La précision de la NJP est donc excellente, sans faire appel
à un quelconque système de correction d’erreur périodique.
Si l’on veut malgré tout tempérer un peu ce jugement, on
peut juste remarquer que cette erreur se fait sur une période de
6 mn, ce qui est plus court que pour la majorité des montures du
commerce, et qu’en plus l’erreur ne suit pas une simple sinusoïde
de période 6 mn, mais présente 3 maximums et 3 minimums sur
cet intervalle. Malgré tout, on peut constater des intervalles de
temps assez longs où l’erreur de suivi ne dépasse pas 2 à
3 secondes d’arc : avec une focale assez courte, les rattrapages à
effectuer seront donc peu nombreux. En tout cas, parmi les montures couramment
commercialisées, nous ne connaissons aucune monture qui soit plus
précise que la NJP.
L’autoguidage permet bien sûr d’aller encore plus loin
dans cette précision, et s’est révélé parfaitement
efficace avec notre ST7, une fois les vitesses de rattrapage correctement
règlées.
Notons enfin que si les moteurs de certaines NJP ont parfois
présenté des vibrations plutôt génantes, ce
n’était pas le cas de notre monture d’essai.

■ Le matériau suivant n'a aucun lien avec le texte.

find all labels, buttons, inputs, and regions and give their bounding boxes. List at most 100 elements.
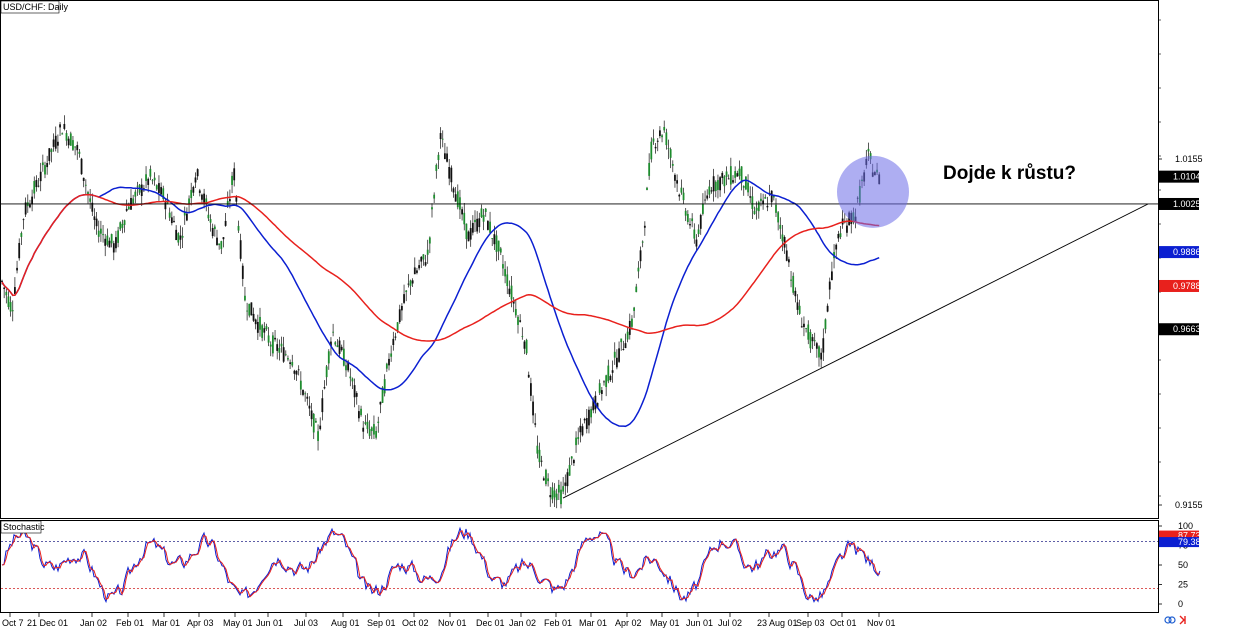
candle-down [471,222,474,233]
candle-down [403,294,405,303]
candle-up [435,164,438,171]
candle-down [523,341,526,349]
candle-up [725,171,728,177]
candle-down [788,259,790,263]
candle-up [484,208,487,212]
candle-up [605,375,608,387]
candle-down [727,178,730,180]
candle-up [557,484,560,493]
candle-down [338,340,341,354]
link-icon[interactable] [1164,616,1176,624]
candle-up [551,487,554,500]
candle-down [579,425,582,433]
x-tick-label: May 01 [650,618,680,628]
candle-down [487,221,489,230]
candle-down [355,393,358,397]
candle-down [616,357,618,368]
candle-up [248,303,251,316]
candle-up [590,409,592,418]
price-tag [1159,323,1199,336]
candle-up [525,339,528,354]
candle-down [811,337,814,342]
candle-up [209,219,212,223]
candle-up [78,151,81,154]
candle-down [581,426,584,436]
candle-up [635,286,638,293]
candle-up [97,230,100,237]
x-tick-label: Jan 02 [509,618,536,628]
scroll-end-icon[interactable] [1179,615,1186,625]
candle-down [444,153,446,160]
candle-down [24,202,27,215]
candle-down [302,389,304,395]
candle-down [388,358,390,366]
candle-up [20,233,23,237]
candle-up [598,383,601,393]
candle-up [775,204,777,213]
y-tick-label: 1.0155 [1175,154,1203,164]
candle-up [545,469,547,485]
candle-up [280,343,283,347]
candle-up [652,138,655,142]
candle-up [134,191,137,197]
candle-down [450,167,453,183]
candle-down [82,177,85,181]
candle-up [89,198,92,202]
price-tag-label: 1.0104 [1173,172,1201,182]
candle-up [117,230,119,243]
main-title-box [0,0,60,14]
candle-up [287,358,289,360]
candle-down [170,217,173,224]
candle-down [418,265,420,269]
stoch-d-line [1,528,881,601]
candle-up [299,380,302,390]
candle-down [147,178,150,185]
candle-up [867,148,870,152]
candle-down [362,427,365,432]
candle-down [29,204,31,208]
candle-up [50,149,53,153]
candle-up [777,212,780,223]
candle-down [140,184,143,197]
candle-down [112,243,115,253]
price-tag-label: 1.0025 [1173,199,1201,209]
x-tick-label: Aug 01 [331,618,360,628]
candle-up [272,335,274,354]
candle-up [168,212,171,218]
candle-down [540,460,543,462]
candle-down [308,405,311,409]
candle-up [368,429,371,436]
candle-up [188,198,190,204]
x-tick-label: Oct 7 [2,618,24,628]
candle-up [433,194,436,199]
candle-up [723,176,726,187]
candle-down [276,344,279,351]
candle-up [405,290,408,292]
candle-up [577,437,580,440]
candle-down [704,199,706,201]
candle-up [671,164,674,166]
candle-down [186,213,188,221]
candle-down [256,321,259,333]
candle-up [291,361,294,366]
candle-down [542,478,545,481]
candle-up [102,234,104,236]
candle-down [508,288,511,295]
candle-down [263,328,266,333]
candle-down [392,338,395,345]
x-tick-label: Nov 01 [867,618,896,628]
candle-up [65,133,68,141]
candle-down [566,472,569,487]
x-tick-label: Mar 01 [152,618,180,628]
candle-down [59,124,61,128]
candle-down [323,387,326,389]
candle-up [231,175,233,185]
candle-down [39,171,42,182]
candle-down [164,202,167,210]
candle-down [837,233,840,239]
x-tick-label: Apr 03 [187,618,214,628]
candle-up [155,185,158,190]
candle-down [512,300,515,304]
candle-up [517,316,519,325]
highlight-circle [837,155,909,228]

Les évolutions possibles :
La NJP ne dispose à l’origine ni d’un contrôle d’erreur
périodique ni d’un système de pointage automatique. S’il
existe apparemment au Japon une version à pointage automatique (NJP
Temma), celle-ci n’a jamais été jusqu’ici adaptée
pour le marché européen. Cela pourrait malgré tout
être fait dans un avenir proche, Takahashi semblant vouloir enfin
se pencher sur le problème.. De toute façon, il existe d’ores
et déjà la possibilité de faire évoluer la
NJP. On peut par exemple y adjoindre des encodeurs (JMI ou Takahashi) pour
faciliter le pointage à l’aide d’un affichage numérique des
coordonnées. Mais les déplacements du télescope devront
dans ce cas se faire manuellement. Si l’on veut un vrai pointage automatique,
on pourra se tourner vers le système MCMT, commercialisée
par la société Valméca, qui comprend aussi un système
de correction d’erreur périodique. D’après les échos
que nous en avons eu, ce système semble très performant,
mais il faut signaler qu’il nécessite un ordinateur pour le piloter,
et non une simple raquette de commande comme par exemple celle qui équipe
les Meade LX 200. D’autre part le système MCMT comporte ses propres
moteurs : celui qui voudrait acquérir une NJP neuve pour la piloter
ensuite à l’aide de ce système a donc tout intérêt
à l’acheter sans ses moteurs d’origine.
EN CONCLUSION :
A l'utilisation cette monture s'avère d'une efficacité remarquable. Elle a toutes les qualités que l'on peut attendre d'un tel matériel, qui malgré son prix et son poids reste encore abordable pour l'amateur. Ces qualités mécaniques la classe parmi les meilleures montures transportables du marché, voire même la meilleure à ce jour. Certains pourront lui reprocher son esthétique discutable ou le fait qu'elle ne possède pas de système de pointage automatique, mais la NJP offre précision mécanique, stabilité, capacité de charge et agrément d'utilisation : autant de qualités très recherchées et souvent difficiles à réunir.